I have two iPads, one running TouchOSC and the other Metagrid. Has anyone found a USB hub capable of charging an iPad while it's connected to the computer? All the hubs I've found so far have USB sockets that do only one or the other.

Thanks in advance!


----------



## OleJoergensen (Jan 20, 2019)

I use this one with Mac Pro and iPad pro and Touch osc, it charge while I work with Logic and touch osc.
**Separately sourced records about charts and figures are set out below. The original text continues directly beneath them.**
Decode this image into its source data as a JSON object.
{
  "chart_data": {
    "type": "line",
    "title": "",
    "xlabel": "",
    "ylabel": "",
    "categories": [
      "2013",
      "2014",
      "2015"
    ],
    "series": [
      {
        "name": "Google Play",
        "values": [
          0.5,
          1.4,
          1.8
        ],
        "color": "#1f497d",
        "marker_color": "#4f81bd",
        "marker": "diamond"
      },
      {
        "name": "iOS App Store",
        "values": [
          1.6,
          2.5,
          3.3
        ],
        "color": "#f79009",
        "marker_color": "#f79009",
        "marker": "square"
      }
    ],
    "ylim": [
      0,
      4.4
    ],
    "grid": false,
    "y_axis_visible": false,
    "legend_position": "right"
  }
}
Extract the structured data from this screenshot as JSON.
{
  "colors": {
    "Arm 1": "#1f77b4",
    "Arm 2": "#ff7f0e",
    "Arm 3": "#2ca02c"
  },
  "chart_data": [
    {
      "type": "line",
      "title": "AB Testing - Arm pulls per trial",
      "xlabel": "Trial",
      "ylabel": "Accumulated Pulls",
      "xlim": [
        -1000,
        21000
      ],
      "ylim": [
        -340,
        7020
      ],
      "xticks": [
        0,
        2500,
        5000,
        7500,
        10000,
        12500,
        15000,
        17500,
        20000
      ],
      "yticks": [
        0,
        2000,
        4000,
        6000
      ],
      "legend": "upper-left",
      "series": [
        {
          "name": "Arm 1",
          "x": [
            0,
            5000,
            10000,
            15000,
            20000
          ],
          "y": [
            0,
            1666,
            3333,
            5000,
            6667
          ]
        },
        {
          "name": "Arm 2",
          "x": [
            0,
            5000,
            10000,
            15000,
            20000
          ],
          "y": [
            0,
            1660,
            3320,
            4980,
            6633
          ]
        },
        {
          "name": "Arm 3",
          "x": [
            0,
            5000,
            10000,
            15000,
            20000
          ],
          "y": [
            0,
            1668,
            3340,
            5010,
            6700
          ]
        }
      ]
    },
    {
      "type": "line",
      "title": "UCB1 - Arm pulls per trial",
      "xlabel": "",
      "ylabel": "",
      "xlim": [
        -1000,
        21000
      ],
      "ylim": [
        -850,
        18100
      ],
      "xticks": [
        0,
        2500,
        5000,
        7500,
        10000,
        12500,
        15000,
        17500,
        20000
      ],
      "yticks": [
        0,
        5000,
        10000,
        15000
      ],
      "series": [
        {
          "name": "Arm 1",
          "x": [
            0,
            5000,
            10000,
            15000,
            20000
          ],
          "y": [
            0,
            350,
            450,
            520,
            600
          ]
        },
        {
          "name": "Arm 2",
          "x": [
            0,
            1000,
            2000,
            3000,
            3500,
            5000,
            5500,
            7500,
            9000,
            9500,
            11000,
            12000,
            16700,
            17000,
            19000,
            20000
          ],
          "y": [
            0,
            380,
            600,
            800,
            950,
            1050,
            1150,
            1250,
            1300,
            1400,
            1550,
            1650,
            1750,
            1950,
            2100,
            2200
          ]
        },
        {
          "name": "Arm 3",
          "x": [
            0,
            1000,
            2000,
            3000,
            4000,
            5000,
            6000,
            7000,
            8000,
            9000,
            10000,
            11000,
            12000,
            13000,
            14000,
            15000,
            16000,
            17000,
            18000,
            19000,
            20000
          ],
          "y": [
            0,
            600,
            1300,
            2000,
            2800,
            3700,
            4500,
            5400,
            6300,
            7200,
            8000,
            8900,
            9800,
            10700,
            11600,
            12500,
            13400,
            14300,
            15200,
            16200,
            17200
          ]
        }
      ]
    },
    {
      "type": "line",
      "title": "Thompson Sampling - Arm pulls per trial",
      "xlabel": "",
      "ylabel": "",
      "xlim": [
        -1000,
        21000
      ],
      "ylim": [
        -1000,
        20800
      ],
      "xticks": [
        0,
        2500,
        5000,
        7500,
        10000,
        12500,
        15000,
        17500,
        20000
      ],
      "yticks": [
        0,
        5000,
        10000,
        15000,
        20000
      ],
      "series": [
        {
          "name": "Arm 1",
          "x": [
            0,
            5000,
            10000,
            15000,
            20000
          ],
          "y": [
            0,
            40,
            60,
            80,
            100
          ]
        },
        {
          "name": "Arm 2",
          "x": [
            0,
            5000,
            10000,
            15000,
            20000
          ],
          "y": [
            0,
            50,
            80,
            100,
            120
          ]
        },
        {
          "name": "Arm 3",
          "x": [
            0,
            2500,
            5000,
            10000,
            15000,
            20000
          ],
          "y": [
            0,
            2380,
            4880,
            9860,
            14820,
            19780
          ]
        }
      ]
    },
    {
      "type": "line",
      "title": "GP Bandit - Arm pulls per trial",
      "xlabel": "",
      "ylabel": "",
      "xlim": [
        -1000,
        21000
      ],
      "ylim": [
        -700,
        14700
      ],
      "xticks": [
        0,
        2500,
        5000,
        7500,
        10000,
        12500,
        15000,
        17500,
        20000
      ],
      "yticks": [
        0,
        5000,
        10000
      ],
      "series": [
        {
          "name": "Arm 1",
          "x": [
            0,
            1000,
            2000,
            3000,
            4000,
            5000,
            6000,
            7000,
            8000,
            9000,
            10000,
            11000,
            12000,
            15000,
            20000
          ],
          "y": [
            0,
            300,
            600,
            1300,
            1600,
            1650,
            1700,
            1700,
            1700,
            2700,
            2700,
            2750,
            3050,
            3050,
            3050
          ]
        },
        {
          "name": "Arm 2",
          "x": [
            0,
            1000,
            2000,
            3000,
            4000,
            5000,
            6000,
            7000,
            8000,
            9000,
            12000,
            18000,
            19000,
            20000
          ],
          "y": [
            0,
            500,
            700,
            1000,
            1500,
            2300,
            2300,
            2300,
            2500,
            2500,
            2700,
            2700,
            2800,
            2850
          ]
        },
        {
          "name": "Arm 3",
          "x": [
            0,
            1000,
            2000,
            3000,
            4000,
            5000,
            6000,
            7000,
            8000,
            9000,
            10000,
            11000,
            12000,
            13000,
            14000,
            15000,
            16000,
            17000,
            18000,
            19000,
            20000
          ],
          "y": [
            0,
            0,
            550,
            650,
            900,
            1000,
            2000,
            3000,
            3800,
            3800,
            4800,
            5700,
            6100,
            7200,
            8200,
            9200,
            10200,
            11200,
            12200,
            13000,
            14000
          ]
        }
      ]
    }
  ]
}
Used for 3 years and are happy.
https://www.av-cables.dk/usb-3-0-hub/logilink-usb-3-0-fast-charge-hub-11-vejs.html


----------



## AdamKmusic (Jan 20, 2019)

I’ve found it’s just easier to plug the iPad into a charger in the wall and connect to metagrid with WiFi


----------



## BlueGreenBoy (Jan 20, 2019)

AdamKmusic said:


> I’ve found it’s just easier to plug the iPad into a charger in the wall and connect to metagrid with WiFi



Hmmm...great idea!


----------



## AdamKmusic (Jan 28, 2019)

I've just bought a USB C - Lightning cable as apparently you can charge over USB C (If you're PC has a port)


----------



## BlueGreenBoy (Jan 29, 2019)

They're the older pre-lightning cable iPads. Ended up plugging the iPads into a charger in the wall and connecting via WiFi.


----------